Deschutes Growery works diligently to offset the environmental impacts of its cannabis production by closely monitoring all aspects of its operation, from equipment usage to business partnerships. Energy efficiency is at the center of the Bend grower’s efforts to minimize its carbon footprint. By opting for efficient LED lighting and installing a roof-mounted solar system, Deschutes Growery slashed annual energy use by an estimated 2.5 million kilowatt hours and trimmed an estimated $197,000 from its yearly energy operating costs.
“Our original high-pressure sodium lighting wasted an enormous amount of energy,” said Justin Clapick, co-owner. “It also produced way too much heat and waste for the intensive nature of growing indoors.”
Converting to LEDs, which produce minimal heat, allowed Deschutes Growery to put lights very close to the plants throughout its vegetative, flower and clone rooms. Combined with an innovative mobile racking system that has up to four levels of plants growing per room, the LEDs enable a high level of bio-density, while achieving a lighting power density of less than 20 watts per square foot in some areas.

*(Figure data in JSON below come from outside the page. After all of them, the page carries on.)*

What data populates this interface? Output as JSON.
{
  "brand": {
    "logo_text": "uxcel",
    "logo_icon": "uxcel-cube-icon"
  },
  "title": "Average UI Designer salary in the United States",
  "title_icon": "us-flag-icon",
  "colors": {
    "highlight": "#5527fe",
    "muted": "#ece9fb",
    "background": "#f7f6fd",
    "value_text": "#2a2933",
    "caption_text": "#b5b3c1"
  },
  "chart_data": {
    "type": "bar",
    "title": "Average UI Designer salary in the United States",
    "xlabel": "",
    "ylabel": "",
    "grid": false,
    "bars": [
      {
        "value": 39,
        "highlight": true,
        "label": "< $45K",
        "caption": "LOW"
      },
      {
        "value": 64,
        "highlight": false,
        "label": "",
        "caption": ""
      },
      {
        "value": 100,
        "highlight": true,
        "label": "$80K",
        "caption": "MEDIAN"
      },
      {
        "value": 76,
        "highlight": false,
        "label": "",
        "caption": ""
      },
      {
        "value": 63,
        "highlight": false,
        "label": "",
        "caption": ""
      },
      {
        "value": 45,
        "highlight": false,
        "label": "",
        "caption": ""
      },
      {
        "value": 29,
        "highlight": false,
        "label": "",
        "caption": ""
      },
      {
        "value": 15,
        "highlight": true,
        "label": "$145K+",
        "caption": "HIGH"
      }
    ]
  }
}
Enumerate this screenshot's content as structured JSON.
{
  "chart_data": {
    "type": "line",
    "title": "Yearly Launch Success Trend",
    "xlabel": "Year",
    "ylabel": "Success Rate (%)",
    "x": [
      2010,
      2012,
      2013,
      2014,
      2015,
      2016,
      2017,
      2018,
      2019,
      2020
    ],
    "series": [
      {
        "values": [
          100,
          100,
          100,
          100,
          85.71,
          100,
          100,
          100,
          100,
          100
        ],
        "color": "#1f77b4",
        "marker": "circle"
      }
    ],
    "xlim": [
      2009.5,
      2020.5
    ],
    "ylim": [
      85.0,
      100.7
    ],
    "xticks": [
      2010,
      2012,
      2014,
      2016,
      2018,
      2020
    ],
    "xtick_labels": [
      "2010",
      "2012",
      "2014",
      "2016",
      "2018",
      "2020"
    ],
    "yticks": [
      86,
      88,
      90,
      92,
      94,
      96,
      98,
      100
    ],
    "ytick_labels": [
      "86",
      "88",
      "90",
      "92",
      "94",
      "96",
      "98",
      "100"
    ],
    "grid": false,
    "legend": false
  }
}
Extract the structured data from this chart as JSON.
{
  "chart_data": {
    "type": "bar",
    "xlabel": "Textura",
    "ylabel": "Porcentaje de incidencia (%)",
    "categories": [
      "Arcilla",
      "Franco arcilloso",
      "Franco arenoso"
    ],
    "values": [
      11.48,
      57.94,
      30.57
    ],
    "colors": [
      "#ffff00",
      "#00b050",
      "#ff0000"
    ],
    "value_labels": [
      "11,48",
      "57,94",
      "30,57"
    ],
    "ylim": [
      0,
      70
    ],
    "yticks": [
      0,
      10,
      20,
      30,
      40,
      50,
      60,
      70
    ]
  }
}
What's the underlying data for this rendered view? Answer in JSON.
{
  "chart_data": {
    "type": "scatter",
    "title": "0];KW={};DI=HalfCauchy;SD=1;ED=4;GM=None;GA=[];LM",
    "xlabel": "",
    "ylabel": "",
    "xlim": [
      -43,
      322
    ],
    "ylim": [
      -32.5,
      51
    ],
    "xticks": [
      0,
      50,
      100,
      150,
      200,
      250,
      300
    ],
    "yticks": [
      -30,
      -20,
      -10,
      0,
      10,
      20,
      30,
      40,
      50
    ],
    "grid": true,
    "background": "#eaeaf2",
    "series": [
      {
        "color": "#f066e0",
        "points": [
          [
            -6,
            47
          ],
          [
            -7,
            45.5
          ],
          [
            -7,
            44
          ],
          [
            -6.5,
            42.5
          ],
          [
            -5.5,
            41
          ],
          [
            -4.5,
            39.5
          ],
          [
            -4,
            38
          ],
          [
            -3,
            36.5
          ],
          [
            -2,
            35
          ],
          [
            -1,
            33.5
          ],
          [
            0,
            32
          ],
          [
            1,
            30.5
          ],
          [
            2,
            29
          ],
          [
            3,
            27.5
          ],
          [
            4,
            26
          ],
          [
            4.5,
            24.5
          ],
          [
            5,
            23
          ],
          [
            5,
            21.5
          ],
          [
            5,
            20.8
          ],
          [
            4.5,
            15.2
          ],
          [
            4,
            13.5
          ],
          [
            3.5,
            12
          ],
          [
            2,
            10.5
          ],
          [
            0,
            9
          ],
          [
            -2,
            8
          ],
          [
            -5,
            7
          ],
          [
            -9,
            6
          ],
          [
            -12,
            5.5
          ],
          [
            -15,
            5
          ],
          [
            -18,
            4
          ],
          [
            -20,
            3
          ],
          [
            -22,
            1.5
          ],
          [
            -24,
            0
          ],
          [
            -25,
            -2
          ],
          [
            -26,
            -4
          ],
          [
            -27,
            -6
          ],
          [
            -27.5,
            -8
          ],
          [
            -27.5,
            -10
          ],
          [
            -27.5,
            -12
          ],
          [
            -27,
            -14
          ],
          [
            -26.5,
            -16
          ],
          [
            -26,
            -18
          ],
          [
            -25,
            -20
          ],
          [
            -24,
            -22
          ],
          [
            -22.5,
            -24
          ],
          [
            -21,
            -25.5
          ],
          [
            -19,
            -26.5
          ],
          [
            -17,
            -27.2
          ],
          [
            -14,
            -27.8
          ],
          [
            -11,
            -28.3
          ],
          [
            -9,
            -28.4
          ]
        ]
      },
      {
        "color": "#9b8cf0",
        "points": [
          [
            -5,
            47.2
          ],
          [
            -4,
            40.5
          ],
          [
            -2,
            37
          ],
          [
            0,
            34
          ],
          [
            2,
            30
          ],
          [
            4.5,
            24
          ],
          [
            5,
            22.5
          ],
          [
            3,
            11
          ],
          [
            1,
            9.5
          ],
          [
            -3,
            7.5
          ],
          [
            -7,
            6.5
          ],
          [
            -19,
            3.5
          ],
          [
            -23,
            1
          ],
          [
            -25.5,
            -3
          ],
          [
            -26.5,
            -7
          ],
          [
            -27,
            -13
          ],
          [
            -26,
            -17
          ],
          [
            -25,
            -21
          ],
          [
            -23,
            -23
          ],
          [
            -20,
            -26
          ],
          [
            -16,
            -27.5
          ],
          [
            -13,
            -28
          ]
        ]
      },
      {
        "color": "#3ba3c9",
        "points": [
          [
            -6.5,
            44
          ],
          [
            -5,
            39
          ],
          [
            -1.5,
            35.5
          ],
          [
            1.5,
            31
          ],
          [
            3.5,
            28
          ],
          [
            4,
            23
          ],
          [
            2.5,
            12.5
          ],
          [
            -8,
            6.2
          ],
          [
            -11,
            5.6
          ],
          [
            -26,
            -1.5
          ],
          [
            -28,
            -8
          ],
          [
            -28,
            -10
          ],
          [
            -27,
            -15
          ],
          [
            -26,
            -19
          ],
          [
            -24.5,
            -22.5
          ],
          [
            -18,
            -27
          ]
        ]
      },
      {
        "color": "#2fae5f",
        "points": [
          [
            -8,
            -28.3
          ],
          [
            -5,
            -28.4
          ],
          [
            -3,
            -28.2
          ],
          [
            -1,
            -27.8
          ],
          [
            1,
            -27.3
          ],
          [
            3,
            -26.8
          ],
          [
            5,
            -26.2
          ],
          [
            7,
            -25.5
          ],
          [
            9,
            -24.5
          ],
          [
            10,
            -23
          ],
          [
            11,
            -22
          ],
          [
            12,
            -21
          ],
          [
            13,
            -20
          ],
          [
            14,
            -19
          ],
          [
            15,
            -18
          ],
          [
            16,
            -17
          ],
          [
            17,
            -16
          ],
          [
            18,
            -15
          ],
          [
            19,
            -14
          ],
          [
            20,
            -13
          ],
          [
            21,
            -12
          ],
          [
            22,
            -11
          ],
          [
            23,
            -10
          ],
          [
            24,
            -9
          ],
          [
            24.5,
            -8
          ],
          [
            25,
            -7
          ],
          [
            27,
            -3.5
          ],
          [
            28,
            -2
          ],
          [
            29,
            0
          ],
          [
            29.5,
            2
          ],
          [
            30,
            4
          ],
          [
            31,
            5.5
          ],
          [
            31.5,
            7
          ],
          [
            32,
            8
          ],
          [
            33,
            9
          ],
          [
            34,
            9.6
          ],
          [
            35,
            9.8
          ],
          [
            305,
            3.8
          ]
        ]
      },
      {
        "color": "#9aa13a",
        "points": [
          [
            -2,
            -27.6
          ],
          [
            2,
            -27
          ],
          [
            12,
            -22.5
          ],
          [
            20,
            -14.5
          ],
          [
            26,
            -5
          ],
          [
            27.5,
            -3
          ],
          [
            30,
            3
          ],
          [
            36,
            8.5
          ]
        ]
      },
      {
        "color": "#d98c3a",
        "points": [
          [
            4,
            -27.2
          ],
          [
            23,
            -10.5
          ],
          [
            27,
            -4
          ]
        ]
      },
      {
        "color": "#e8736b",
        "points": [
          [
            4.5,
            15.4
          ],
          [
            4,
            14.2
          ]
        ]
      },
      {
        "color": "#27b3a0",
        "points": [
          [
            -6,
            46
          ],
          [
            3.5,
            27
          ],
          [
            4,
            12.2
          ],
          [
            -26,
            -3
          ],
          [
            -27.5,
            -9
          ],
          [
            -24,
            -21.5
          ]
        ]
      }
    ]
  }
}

“We’re growing a 10,000-square-foot canopy in an 8,000-square-foot building,” Clapick said. “That 8,000 square feet includes everything from our flower, mother and clone rooms. LEDs not only save us energy, they save on real estate, which is significant.”
Deschutes Growery was also among the first in their industry to use new LED technology that optimizes the wavelength of the light for the different stages of a cannabis plant’s growth cycle. “We use full-spectrum LEDs in the flower stage and a blue spectrum for vegetative and cloning stages. We also installed dimmers that adjust the light level to exactly what the plants need at specific times of growth. It’s all controlled by a computer, making operation simpler.”
The lighting project cost $928,330, and Deschutes Growery received $386,040 in cash incentives from Energy Trust of Oregon based on the energy savings. The company expects to save $192,000 in annual energy cost, so the investment should pay for itself in less than three years. “That doesn’t even count what we’re saving on light bulb replacement costs because LEDs last at least 10 years rather than one year,” said Clapick.
The cannabis producer also boasts a 56.4-kilowatt roof-mounted solar electric system installed by the building owner. “We’re fortunate to have great business partners who believe in our story and are just as committed to sustainability as we are,” said Clapick. Energy Trust provided a $46,500 cash incentive for the solar system, which produces an estimated 64,000 kilowatt hours a year.